Wednesday, October 10, 2007

fear and loathing

Too many people know me here. This place seems like a ghetto where everyone knows everyone else, where eventually we all have to perish. No one comes out alive. Before that, there shall be some moments of respite, but punctuating these moments will be a fierce countenance stretched taut over the hours—millions of them one after the other, like an army of ants. The thought of it makes me cower. All the tenacity melts to unmanly wuss and rises up in guttural convulsions. It sucks me out hollow and vacant. And then fills me with hunger for the same things again. I look through the same recipe again; I cook the same poison; I stuff myself with it.

And the turnstiles to the park rotate again.
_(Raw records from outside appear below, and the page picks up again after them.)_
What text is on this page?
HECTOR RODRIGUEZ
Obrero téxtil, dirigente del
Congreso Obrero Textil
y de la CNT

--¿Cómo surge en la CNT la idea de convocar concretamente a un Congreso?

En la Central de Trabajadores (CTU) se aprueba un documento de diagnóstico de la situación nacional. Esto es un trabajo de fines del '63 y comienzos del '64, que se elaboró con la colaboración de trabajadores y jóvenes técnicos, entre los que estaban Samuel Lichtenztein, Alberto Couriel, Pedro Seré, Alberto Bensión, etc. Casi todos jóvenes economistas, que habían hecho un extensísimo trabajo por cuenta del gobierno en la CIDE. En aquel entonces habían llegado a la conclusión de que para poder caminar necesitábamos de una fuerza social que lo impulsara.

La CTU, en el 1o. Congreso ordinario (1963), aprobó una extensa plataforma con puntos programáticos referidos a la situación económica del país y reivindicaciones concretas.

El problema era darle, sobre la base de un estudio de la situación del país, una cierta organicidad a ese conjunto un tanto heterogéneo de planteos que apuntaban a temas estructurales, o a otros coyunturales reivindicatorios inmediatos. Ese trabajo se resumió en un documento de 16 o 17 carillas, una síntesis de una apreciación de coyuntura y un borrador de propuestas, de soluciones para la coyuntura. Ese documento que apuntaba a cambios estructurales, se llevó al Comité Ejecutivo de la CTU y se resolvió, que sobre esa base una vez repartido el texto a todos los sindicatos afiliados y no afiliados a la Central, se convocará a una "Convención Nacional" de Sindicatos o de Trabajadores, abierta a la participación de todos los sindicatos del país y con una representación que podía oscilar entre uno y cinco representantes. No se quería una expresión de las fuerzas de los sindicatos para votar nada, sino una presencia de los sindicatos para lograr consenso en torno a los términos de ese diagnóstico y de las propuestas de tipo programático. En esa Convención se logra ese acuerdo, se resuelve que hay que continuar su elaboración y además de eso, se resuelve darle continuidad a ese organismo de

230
I make a full circle to find myself at where I began, veritably rooted. My system can never assimilate the poisonous air—I turn to smoke coarse desires, I slake my thirst with cheap money. Such a warp. The forces are at it, twisting that which has been eulogized as unbending—the spirit. But it’s dead and it’s famous. That’s why everyone is brandishing a copy of the neatly written eulogy.

I can’t fight the future. I can’t fight when I’m asleep. I can’t fight because I’m busy. People, listen! Come together and destroy each other. Let’s all fall apart because there’s a private solace in witnessing a collective fall. Damn he who doesn’t participate.
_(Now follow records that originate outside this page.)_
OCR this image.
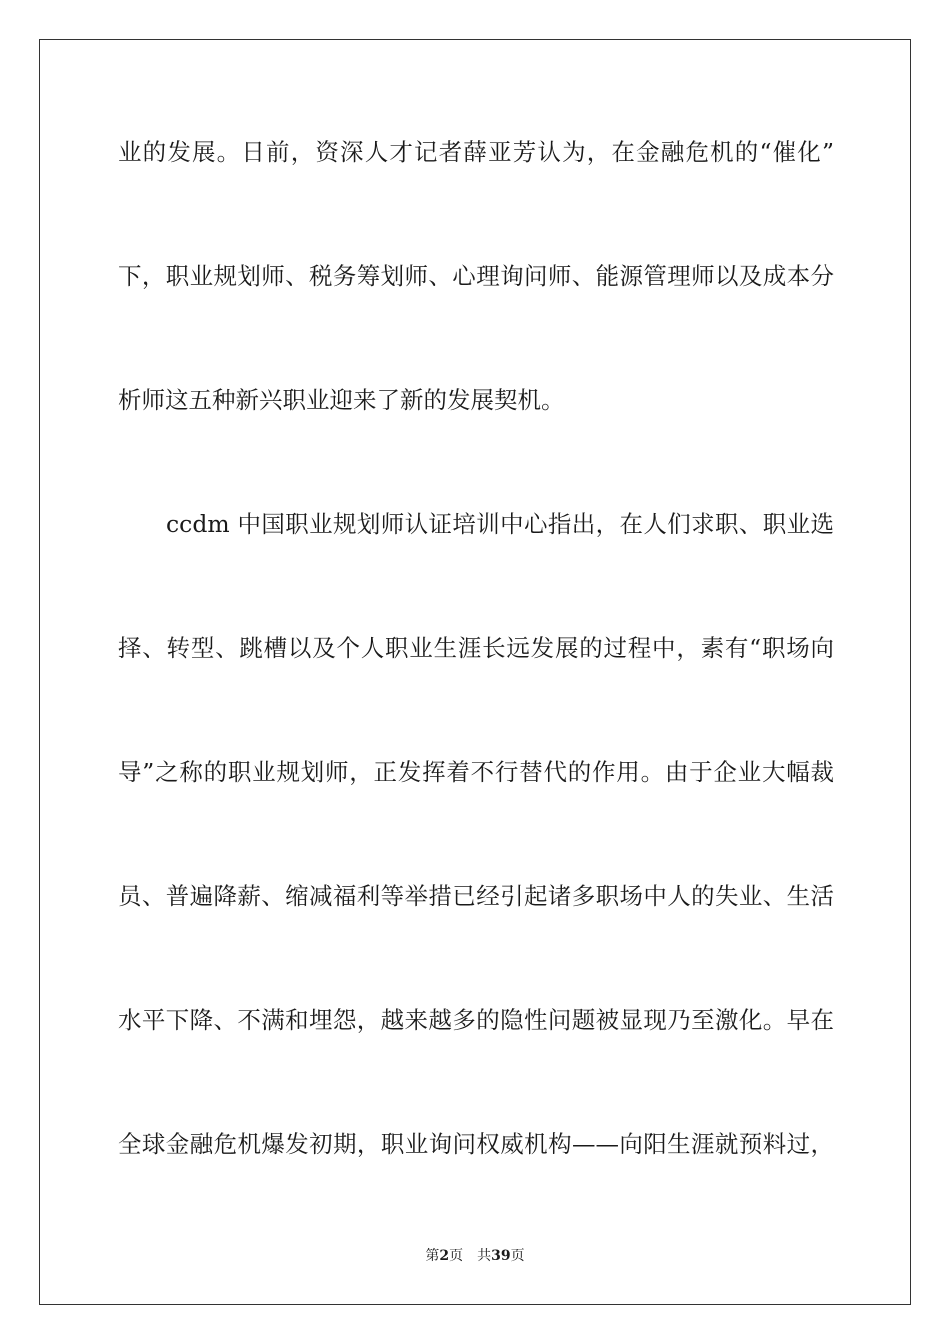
业的发展。日前，资深人才记者薛亚芳认为，在金融危机的“催化”
下，职业规划师、税务筹划师、心理询问师、能源管理师以及成本分
析师这五种新兴职业迎来了新的发展契机。
ccdm 中国职业规划师认证培训中心指出，在人们求职、职业选
择、转型、跳槽以及个人职业生涯长远发展的过程中，素有“职场向
导”之称的职业规划师，正发挥着不行替代的作用。由于企业大幅裁
员、普遍降薪、缩减福利等举措已经引起诸多职场中人的失业、生活
水平下降、不满和埋怨，越来越多的隐性问题被显现乃至激化。早在
全球金融危机爆发初期，职业询问权威机构——向阳生涯就预料过，
第2页 共39页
Let us fall in love, fuck our brains out, and fuck some more. Let’s fuck, fuck like rabbits. Fuck until we can’t even see the cobwebs. Or let’s reign in our fucks for now, and be moral. Better still, let’s save ourselves for the eventual fuck. Let’s then have kids and sit at interviews offering donations for admission to kindergarten. Let’s turn teachers and preach. Do this; don’t look up a lady’s skirt; don’t cheat in exams; don’t lie; speak your mind, albeit when mommy and daddy are in a good mood. Let’s push them to excellence; to thinner air. Let’s make educated piggy banks out of our children.
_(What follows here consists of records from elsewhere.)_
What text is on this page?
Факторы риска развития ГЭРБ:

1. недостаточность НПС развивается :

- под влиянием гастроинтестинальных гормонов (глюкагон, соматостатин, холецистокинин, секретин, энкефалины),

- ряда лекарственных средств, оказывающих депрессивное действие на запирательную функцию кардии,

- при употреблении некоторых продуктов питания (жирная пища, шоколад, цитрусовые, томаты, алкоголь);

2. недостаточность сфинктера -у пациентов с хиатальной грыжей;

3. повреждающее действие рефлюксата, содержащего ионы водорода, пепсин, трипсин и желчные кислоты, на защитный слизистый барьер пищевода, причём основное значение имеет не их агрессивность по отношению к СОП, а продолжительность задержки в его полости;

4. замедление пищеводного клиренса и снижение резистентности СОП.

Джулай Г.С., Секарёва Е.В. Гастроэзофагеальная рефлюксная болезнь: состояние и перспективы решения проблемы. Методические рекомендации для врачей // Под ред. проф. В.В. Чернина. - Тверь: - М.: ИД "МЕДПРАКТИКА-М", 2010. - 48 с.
Let’s smooth all edges in hindsight. Let the obituaries of sick, devouring parasites read well. Let’s all write them in good English.

“Son,” the father said, “Do you see this?”
“Yes, father.”
“This is a machete. Learn to wield it.”
“For what, father?”
“Learn to use it on yourself; learn to chop, to pare down yourself so that you fit in.”
“But won’t I kill myself then?”
“No son, you’ll only learn to grow in ways that agree, that blend with the landscape.”

8 comments:

Anonymous said...

Loved it..
“Learn to use it on yourself; learn to chop, to pare down yourself so that you fit in.”
“But won’t I kill myself then?”

Ghetto it is...

Anonymous said...

Aaaah. A lil angst? Funny, you seem like such an cheerful thing all the time, smiling your cheerful wrinkly smile, making your awful cheerful jokes, and then defending them, all cheerful. ALL the time.

What else have you been hiding from us?

Unknown said...

...and that would be "a cheerful thing." God knows, I'M not so cheerful right now.

satyajit said...

shishir: thank you very much. I remembered this sonfg by Moby called "machete," and thats where the imagery originated from.

charlotte: you said it

Still Searching said...

While you would'nt have conveyed the thought well enough if you hadn't used good English, I find myself wondering about the same things you've talked about... I'm not sure if its something personal or if its a general malaise, but I find myself questioning all these things too.. as I read the post, I realize how many things are really screwed up, which I've learnt to just block out..

Unknown said...

a question of upbringing?.. a very scary thought :)

satyajit said...

still searching: ya, they are in ways that are as different as they are same

deepthi: I agree

Unknown said...

But I think the damage done reduces exponentially with each generation!